Владелец одного из самых ярких частных театров России «Коляда-театр», режиссер, актер и драматург Николай Коляда был приглашен в Екатеринбургский театр кукол, чтобы провести недюжинный эксперимент – соединить свои усилия, современную пьесу и кукольный театр. Со времен конфликтного ухода Николая Коляды из Свердловского театра драмы это первое появление опального художника на государственной сцене. И эксперимент удался.
Пьеса «Башмачкин» Олега Богаева – продолжение или сиквел гоголевской «Шинели». То, что случается после смерти Акакия Акакиевича. А именно: обретение бессмертной души Шинелью и любовные поиски союза вочеловеченной вещи и бессмертного человека. Шинель без Башмачкина – половинка андрогина. Богаев строит сюжет не линейно, а сценками, которые объединяются скитаниями Шинели в поисках хозяина. Но Шинель – не только ребенок, ищущий своего родителя, но и бич божий, карающий меч справедливости, убивающий всех тех, кто унизил Башмачкина. Вещь мстит партикулярному, холодному Петербургу за то, что здесь была унижена и измучена маленькая душа маленького человечка. Башмачкина в анабиозе играет Олег Ягодин в живом плане – спектакль начинается с соборования героя и его кончины и завершается тем же самым: вторичной смертью во вновь обретенной шинели, полное забвение. Башмачкин в анабиозе без шинели скитается по земле Петербурга как мертвая душа без погребения. Обретая шинель, Башмачкин обретает вечный покой.

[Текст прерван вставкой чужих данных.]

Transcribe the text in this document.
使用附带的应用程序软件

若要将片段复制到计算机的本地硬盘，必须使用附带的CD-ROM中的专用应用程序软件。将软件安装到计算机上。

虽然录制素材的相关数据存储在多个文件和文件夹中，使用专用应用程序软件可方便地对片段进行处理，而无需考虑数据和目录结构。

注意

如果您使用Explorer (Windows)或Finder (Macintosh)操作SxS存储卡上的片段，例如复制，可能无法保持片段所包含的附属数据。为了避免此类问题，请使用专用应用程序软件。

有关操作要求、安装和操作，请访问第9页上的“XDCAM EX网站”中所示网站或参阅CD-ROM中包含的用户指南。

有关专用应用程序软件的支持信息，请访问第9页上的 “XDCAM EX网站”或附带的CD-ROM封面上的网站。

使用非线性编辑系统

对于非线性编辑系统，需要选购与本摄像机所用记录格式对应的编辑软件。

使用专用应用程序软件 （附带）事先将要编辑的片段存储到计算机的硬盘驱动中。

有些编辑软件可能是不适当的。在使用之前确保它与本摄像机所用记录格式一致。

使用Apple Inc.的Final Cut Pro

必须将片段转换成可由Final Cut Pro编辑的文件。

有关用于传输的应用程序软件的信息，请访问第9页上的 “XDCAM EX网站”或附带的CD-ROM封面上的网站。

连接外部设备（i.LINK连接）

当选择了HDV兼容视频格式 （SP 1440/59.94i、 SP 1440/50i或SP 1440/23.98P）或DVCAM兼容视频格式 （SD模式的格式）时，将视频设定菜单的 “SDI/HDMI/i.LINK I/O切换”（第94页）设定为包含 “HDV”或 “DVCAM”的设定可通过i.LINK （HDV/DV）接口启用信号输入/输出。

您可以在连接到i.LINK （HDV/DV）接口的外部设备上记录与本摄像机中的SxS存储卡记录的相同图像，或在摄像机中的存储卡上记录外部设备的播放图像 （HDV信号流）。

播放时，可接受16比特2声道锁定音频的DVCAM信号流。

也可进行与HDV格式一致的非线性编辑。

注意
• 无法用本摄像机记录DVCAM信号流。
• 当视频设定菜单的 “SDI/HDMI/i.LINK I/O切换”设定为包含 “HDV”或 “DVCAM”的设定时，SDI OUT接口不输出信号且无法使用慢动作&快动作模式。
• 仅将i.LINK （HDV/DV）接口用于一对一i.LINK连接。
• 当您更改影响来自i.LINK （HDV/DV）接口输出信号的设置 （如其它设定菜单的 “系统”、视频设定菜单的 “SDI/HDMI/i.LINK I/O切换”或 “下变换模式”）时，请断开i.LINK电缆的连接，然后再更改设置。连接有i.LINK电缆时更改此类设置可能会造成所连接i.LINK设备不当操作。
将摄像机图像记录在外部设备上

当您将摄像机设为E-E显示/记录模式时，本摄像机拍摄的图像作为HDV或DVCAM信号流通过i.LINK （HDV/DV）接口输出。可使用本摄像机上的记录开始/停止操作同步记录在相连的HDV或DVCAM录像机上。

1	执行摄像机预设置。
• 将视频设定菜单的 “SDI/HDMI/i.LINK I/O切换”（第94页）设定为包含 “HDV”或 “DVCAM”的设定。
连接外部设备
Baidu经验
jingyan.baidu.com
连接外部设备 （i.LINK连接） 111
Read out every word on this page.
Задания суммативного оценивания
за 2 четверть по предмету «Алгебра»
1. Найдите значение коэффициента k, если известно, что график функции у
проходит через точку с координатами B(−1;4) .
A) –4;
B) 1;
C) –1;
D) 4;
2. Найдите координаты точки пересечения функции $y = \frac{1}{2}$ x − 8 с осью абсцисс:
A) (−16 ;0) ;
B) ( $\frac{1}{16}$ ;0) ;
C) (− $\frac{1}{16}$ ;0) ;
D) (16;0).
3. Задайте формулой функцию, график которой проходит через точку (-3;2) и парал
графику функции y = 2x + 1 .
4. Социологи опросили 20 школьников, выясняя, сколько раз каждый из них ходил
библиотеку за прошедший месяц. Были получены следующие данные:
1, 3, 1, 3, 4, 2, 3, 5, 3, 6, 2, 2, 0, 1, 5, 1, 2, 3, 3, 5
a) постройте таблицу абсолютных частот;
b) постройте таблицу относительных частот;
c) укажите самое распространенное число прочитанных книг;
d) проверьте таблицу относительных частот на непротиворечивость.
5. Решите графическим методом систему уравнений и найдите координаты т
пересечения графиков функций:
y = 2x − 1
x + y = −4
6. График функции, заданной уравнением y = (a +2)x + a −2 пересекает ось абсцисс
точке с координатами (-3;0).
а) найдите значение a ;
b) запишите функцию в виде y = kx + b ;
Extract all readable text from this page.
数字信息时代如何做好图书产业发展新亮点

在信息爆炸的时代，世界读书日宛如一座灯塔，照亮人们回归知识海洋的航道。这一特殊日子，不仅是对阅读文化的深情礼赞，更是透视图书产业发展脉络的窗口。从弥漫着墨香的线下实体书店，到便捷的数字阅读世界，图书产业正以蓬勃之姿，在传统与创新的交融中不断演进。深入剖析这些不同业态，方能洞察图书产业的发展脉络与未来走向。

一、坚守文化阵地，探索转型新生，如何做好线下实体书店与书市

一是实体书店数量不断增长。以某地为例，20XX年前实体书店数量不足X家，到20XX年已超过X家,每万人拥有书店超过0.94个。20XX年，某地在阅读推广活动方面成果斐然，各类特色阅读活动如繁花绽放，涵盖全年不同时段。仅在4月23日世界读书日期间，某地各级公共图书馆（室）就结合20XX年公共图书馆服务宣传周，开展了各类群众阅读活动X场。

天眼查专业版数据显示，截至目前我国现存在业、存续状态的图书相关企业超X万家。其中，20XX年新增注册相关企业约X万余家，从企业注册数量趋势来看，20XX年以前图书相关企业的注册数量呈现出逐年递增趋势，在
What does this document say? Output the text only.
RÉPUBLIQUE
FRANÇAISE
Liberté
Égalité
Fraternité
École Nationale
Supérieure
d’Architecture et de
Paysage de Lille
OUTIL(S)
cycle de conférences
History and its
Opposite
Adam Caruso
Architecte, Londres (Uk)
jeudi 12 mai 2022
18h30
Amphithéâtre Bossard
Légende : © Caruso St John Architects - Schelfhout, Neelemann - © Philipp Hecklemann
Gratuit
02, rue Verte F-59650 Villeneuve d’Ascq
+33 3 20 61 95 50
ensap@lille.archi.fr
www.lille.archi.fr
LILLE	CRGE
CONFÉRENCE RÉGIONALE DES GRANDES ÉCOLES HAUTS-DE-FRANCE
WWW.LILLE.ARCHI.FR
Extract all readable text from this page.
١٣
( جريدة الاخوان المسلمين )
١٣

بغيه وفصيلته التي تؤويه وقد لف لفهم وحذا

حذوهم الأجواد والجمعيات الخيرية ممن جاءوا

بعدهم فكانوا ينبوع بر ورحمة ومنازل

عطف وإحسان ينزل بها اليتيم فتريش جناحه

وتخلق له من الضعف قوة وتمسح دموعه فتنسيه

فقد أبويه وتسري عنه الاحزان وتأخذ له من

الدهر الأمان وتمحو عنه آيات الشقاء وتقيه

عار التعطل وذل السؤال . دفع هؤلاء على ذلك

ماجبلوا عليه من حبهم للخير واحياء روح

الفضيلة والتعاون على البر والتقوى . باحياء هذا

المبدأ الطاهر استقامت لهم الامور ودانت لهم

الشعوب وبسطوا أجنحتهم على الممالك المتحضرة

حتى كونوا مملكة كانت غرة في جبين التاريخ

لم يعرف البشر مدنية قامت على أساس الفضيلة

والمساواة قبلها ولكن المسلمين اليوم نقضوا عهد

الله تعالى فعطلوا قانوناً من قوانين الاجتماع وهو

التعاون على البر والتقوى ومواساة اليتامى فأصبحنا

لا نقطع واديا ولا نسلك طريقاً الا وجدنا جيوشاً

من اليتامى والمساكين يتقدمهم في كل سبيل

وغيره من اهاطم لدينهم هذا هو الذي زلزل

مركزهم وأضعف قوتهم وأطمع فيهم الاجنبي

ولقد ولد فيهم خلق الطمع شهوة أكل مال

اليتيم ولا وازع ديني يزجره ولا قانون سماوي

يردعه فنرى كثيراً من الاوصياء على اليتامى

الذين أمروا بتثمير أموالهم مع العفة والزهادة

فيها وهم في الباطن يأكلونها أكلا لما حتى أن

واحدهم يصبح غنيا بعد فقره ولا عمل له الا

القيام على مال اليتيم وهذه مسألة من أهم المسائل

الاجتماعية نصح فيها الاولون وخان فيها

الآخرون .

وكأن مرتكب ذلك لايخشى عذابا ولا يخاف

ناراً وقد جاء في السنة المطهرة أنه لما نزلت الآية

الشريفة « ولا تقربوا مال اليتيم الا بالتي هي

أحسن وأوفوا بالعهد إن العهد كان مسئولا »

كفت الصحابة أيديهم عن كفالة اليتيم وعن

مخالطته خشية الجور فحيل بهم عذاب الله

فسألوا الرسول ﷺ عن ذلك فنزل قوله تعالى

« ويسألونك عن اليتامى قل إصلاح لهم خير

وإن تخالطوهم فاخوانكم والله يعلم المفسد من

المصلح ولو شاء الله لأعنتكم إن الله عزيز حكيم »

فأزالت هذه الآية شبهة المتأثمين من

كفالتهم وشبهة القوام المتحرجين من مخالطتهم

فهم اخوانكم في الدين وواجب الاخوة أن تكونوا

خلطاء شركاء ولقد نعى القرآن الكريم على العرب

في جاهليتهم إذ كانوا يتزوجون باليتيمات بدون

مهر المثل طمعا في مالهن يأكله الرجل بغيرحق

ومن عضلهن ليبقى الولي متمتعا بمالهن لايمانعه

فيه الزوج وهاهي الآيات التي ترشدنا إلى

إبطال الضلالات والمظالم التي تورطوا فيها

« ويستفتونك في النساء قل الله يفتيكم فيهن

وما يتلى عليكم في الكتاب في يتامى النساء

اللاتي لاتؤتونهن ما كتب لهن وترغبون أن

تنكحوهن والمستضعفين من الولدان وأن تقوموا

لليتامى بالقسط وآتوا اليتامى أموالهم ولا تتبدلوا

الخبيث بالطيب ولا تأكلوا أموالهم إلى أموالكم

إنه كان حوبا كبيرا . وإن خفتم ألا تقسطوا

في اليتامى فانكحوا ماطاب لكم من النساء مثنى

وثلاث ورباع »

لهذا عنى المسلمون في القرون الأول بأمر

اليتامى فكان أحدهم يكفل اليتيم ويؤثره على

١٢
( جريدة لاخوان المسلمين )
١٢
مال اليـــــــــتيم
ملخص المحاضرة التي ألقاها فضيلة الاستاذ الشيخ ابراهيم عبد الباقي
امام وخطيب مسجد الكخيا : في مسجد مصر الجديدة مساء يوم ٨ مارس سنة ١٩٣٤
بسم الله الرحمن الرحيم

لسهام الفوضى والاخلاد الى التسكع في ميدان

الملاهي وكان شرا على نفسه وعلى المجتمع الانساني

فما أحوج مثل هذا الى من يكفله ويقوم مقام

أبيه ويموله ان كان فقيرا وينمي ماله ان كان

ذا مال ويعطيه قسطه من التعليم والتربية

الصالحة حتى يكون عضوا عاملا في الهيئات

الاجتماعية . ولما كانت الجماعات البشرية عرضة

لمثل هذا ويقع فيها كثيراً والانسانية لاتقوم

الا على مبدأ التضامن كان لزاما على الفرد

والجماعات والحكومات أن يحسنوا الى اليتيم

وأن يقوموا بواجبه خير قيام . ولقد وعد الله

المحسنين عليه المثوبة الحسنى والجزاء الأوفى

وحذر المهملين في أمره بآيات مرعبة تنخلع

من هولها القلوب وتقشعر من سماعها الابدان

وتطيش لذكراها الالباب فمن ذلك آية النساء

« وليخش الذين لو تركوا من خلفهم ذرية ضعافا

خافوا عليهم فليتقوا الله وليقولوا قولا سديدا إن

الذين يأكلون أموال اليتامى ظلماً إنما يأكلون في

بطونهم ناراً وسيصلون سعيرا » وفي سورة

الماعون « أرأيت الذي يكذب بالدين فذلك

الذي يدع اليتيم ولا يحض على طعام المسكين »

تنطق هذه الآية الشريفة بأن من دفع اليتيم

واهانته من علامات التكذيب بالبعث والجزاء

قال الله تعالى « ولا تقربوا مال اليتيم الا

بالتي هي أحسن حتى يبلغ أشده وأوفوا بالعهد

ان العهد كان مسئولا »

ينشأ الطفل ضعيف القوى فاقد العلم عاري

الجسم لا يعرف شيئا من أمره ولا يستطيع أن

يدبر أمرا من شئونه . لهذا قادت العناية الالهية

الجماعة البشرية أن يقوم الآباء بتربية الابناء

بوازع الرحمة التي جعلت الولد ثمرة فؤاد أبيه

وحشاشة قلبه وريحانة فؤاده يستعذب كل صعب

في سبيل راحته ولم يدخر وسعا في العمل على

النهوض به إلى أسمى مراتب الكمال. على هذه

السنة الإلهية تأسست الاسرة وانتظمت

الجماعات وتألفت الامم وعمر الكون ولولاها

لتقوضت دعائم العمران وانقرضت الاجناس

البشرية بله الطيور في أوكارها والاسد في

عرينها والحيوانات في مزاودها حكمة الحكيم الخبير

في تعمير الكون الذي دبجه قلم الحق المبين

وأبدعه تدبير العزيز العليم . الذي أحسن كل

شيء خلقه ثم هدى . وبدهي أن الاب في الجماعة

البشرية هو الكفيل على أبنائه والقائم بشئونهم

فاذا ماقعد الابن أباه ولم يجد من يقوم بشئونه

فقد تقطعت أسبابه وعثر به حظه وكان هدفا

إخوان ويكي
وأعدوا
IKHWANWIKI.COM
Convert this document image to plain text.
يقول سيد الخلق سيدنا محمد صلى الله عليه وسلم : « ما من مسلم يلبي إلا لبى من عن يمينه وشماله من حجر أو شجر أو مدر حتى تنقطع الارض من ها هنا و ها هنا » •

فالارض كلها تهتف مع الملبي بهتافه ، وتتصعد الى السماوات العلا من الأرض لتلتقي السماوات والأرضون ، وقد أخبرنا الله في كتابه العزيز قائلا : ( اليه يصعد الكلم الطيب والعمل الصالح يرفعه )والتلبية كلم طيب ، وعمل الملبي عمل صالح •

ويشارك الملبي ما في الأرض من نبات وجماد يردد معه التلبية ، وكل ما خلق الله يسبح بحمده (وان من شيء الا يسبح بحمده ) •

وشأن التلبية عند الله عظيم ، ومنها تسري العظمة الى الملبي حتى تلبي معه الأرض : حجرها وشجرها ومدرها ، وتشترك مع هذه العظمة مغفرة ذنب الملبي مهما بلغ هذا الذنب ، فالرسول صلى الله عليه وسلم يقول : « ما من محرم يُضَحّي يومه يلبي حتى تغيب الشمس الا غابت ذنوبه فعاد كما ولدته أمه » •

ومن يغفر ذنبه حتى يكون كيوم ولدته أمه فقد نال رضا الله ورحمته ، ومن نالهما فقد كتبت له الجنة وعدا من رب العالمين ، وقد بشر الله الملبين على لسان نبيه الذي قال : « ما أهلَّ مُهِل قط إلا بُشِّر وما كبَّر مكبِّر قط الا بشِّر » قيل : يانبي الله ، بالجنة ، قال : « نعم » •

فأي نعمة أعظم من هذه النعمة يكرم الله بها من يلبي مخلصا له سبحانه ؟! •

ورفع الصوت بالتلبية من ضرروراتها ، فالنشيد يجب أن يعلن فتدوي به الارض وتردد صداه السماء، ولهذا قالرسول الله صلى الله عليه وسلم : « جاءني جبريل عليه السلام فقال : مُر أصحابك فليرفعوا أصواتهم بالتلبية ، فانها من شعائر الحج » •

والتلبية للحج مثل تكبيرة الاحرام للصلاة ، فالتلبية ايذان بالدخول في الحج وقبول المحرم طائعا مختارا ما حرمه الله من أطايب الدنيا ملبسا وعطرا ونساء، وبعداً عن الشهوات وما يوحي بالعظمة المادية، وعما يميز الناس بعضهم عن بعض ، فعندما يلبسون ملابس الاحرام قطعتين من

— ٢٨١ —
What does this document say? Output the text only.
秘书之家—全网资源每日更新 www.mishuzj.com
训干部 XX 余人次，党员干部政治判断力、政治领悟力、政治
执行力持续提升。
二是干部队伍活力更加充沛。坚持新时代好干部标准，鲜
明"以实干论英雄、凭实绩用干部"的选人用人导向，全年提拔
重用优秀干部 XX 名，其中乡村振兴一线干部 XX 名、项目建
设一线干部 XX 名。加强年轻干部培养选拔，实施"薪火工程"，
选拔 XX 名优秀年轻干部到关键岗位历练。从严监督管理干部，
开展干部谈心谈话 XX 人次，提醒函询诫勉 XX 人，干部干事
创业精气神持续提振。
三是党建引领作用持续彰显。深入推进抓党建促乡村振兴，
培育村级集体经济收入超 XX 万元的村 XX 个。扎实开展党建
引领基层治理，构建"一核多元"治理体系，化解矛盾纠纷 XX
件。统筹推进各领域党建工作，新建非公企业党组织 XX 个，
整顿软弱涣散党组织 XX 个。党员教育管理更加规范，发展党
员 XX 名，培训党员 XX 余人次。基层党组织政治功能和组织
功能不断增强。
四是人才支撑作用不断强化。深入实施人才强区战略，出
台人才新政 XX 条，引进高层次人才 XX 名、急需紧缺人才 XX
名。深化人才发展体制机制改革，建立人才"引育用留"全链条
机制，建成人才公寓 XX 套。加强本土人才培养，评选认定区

Шинель (а также всех других персонажей) играет кукла. Шинели в спектакле разные – и мегалитические, и соизмеримые с человеком, и крохотулечки. Но Шинель всегда говорит голосом Натальи Гараниной. И этот голос в одной ее фразе – прекрасен. Это упорный и беспомощный голос ребенка, потерявшего мать: «Башмачкин...» И в одной этой фразе и единственно верной интонации точно найдена суть роли. Другое дело, что Николай Коляда мягчеет, сентиментальничает, и из его спектакля совершенно выпадает очень важная для Олега Богаева тема – тема о Шинели-убийце. Шинель, мстящая городу за Башмачкина. Шинель, ставшая ангелом-истребителем на неуютной земле.
Коляда, вступивший на территорию чужого жанра, не просто автоматически соединил себя, новую драму и кукольный жанр. Недостатки спектакля лично для меня сглаживаются тем, что Николай Коляда выступает на территории глубинной философии театра кукол, начинает сущностный, парадигмический разговор о духовных основах этого вида искусства. Что я имею в виду? Соединяя живой план и кукольный мир, Николай Коляда ставит спектакль о существующей духовной связи между человеком и миром вещей, которые тот приручил. Человек и одухотворенная материя. Вещи и люди начинают любить и тянуться друг к другу. Человек необычайным, свойственным только ему духовным усилием вочеловечивает материю, вочеловечивает вещь, делает пластилиновый, гуммозный, тряпичный мир антропоцентричным, гуманитарным. В Шинели зарождаются душа и воля.
У литературоведа Топорова есть чудное (но и несколько завиральное) эссе, где он говорит о том, что Плюшкин – самый гуманный герой у Гоголя. В его патологической страсти к накопительству содержится жалость к материальному миру, сострадание к вещи. Любовь к людям заменилась у Плюшкина любовью и жалостью к миру одиноких, умирающих вещей. Это идеи, близкие к концепции Коляды–Богаева, но даже не в этом их прелесть, а прелесть в сближении подобной философии с глубинной философией театра кукол, театра, где материальная среда обретает бессмертную душу, где куколка становится героем, вочеловечивается. И в этом смысле к таинству театра кукол на фестивале «Петрушка великий» (премьера состоялась в рамках фестиваля) наиболее приблизился (возможно, единственный) именно Коляда – принципиально не кукольник.
И в этом отношении удивительны куколки художника Андрея Мелентьева. Они сделаны из кусков материи, дико скроенных, разномастных, словно бы взлохмаченных, измятых, жеваных. Они оставляют ощущение «взрыва материи», «восстания материального мира». Они, словно герои фильмов ужасов, как бы самоорганизуются, самособираются из разнообразных тряпочных деталек. Это абсолютное ощущение из детства, когда в сумерках нам казалось, что из сочетания скомканного одеяла и небрежно брошенных штанишек является рожа какого-нибудь хтонического существа. Вещи, объединяясь невидимыми «молекулами», склеиваясь в самых дичайших пропорциях, из мертвой материи превращаются в живые и страшные существа.